My dad appreciated uniqueness. He didn’t care much for comparisons. He’d say “a papaya tastes like a papaya, not a pear. A mango tastes like a mango, not a peach.” He felt the same about people, appreciating them for what was unique and special about each one. I think that’s why he made friends so easily – he simply accepted every one of us for who we are… Accepted without judging, without comparing, and without expecting us to be something we were not. He found ways to dignify each and every person he encountered.
What he expected in return was for each of us to rise to our fullest potential. Toward that end, he challenged us and encouraged us and gave us an enduring example of self-confidence, dignity, determination and perseverance. As a result, I’m a proud papaya, not a pear.
What about you? Are you confident enough to be exactly what you are? To dignify others even if you don’t agree with the ways they are different from you? Do you know who and what you are?
Many people, even leaders, do not know. They flounder throughout their lives trying to be something other than themselves or trying to force others to be just like them. An endless litany of comparisons keeps them from accepting what they are and who others are, too. Instead, they focus on trying to be what someone else is or what some artificial ideal suggests we are all supposed to be.
I know how they feel. Despite my dad’s example, I struggled for the first half of my life with trying to be something other than myself. Growing up in a home with two retired Marines wasn’t always easy for someone who was a feeling type. My parents approached decisions and day-to-day life with logic and structure. To them, I seemed self-indulgent, hyper-sensitive and soft. This was, perhaps, the one quality Dad couldn’t quite dignify because he saw it as a barrier to success. Their tacit disapproval convinced me that I needed to suppress my feelings and be more austere.
Mostly, I succeeded, at least in an outward presentation. But the internal struggle wore me out. I felt bad for feeling bad about this part of me that I’d come to think of as bad. Over time, this significantly eroded my confidence and happiness. I could only pretend for so long. In the workplace, perfectly good employees often burn themselves out in this same way, trying to please a leader who demands sameness.
Fortunately, I became a mom. For me, that turned everything around. Not right away, although the resolve to be myself was there from the moment my daughter was born. It came because I didn’t want her to grow up feeling like she could not be who she was. I realized that this meant I would have to rediscover and learn to accept myself first. Doing so meant unlearning a lot of restraining habits and giving myself permission to be liberated. I had to find my own dignity in order to be sure she would have hers.
When I recognized that I could be a papaya instead of a pear, I even saw my parents differently. They were accepting and supportive in new ways – ways that my younger self had not given them credit for. They didn’t change their own ways, but they did seem to soften and meet me in some touchy-feely spaces where we hadn’t been before. They did that, I am sure, because I went there first and then invited them to join me.

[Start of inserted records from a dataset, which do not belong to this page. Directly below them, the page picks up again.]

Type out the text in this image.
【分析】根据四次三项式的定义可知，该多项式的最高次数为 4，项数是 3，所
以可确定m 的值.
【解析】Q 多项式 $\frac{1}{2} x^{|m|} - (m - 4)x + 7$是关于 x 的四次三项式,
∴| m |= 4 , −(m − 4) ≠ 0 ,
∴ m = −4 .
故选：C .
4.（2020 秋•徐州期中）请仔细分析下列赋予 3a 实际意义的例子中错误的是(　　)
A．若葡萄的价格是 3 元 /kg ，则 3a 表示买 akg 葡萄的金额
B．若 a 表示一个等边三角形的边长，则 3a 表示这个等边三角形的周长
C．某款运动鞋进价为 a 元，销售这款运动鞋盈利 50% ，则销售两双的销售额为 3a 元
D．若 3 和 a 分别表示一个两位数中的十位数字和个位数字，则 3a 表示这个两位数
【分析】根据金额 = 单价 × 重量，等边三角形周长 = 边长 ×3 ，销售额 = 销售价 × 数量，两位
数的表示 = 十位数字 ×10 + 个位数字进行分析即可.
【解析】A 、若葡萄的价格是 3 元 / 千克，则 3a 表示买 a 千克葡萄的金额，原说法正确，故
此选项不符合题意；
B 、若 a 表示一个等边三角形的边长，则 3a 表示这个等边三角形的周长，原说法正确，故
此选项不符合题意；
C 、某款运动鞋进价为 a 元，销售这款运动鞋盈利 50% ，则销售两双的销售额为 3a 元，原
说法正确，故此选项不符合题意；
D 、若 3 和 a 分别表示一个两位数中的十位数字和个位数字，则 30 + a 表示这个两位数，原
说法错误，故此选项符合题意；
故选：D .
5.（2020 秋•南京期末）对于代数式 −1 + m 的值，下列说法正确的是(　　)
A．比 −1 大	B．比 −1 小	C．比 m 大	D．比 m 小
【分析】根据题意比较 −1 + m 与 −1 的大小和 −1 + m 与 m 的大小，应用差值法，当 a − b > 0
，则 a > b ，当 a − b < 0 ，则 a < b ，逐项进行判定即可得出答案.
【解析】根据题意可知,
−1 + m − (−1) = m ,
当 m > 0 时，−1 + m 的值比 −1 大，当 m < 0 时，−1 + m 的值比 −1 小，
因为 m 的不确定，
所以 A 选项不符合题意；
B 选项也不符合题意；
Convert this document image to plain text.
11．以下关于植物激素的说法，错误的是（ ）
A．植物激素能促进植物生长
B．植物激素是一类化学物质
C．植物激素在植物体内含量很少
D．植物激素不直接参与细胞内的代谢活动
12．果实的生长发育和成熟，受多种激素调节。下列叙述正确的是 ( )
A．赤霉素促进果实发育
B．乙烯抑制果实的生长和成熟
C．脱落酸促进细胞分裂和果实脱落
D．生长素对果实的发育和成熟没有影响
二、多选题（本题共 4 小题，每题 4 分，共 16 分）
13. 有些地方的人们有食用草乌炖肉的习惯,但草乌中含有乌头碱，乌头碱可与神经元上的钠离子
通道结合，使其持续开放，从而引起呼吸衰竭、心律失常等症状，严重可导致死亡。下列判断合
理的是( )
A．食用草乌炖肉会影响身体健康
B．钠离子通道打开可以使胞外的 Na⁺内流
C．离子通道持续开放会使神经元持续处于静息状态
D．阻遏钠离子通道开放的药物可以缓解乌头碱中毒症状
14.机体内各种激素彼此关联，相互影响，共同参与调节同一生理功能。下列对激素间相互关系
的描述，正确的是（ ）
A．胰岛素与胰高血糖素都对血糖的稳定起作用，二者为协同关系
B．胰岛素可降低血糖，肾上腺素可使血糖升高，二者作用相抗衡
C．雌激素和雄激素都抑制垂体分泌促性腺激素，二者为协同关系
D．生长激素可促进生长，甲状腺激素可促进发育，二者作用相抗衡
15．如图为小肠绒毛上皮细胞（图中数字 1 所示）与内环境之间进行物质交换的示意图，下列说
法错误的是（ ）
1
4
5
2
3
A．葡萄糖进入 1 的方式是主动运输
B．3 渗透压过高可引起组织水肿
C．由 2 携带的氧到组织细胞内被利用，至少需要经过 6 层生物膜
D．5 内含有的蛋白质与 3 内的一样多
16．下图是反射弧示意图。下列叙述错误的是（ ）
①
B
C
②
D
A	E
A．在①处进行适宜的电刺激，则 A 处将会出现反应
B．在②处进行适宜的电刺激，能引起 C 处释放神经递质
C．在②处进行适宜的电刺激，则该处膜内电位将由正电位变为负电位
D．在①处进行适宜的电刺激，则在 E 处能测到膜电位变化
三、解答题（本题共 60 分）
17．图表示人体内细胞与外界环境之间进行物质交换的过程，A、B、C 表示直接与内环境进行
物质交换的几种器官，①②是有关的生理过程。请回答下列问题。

In the last 15 years of my parents’ lives, we had relationships that were built on being ourselves. I no longer felt I had to suppress myself to win their approval. By stretching to be the best me I could be, I gained their approval in new and unexpected ways. But more importantly, I gained my own approval and dignified myself. It was only then that I could understand that my dad didn’t even like comparisons.
When I discovered the Myers-Briggs Type Indicator (MBTI) personality assessment, I had research and science that validated all these mixed up feelings and put sense into the differences I’d experienced and suppressed. This was yet another green light to be me. I’m finally getting pretty good at it.
In my work, though, I see so many other people who are where I was. They are struggling with the discrepancy between who they are and who they think they are supposed to be. They are desperately seeking validation and permission to express their own true selves. Their battle may be internal, but it shows up in their day-to-day communication, interaction with others, and level of satisfaction. Ultimately, it takes away from their ability to connect with others because they feel largely disconnected from themselves. Without seeing your own equivalent worth, you cannot have the dignity you deserve.
Society signals that were are supposed to be a certain type. Well-meaning family members try to mold us in their own image. Corporate America has a clear preference (albeit implied) for what is expected of us. Commanding leaders and peer pressure add to the confusion. Even so, no one is ever truly effective or happy unless they operate from a core of confidence that comes from being who you are made to be.
So who are you? A papaya? A pear? A peach? Or a mango? Each one is distinct and different and sufficient in its own right. And so are you.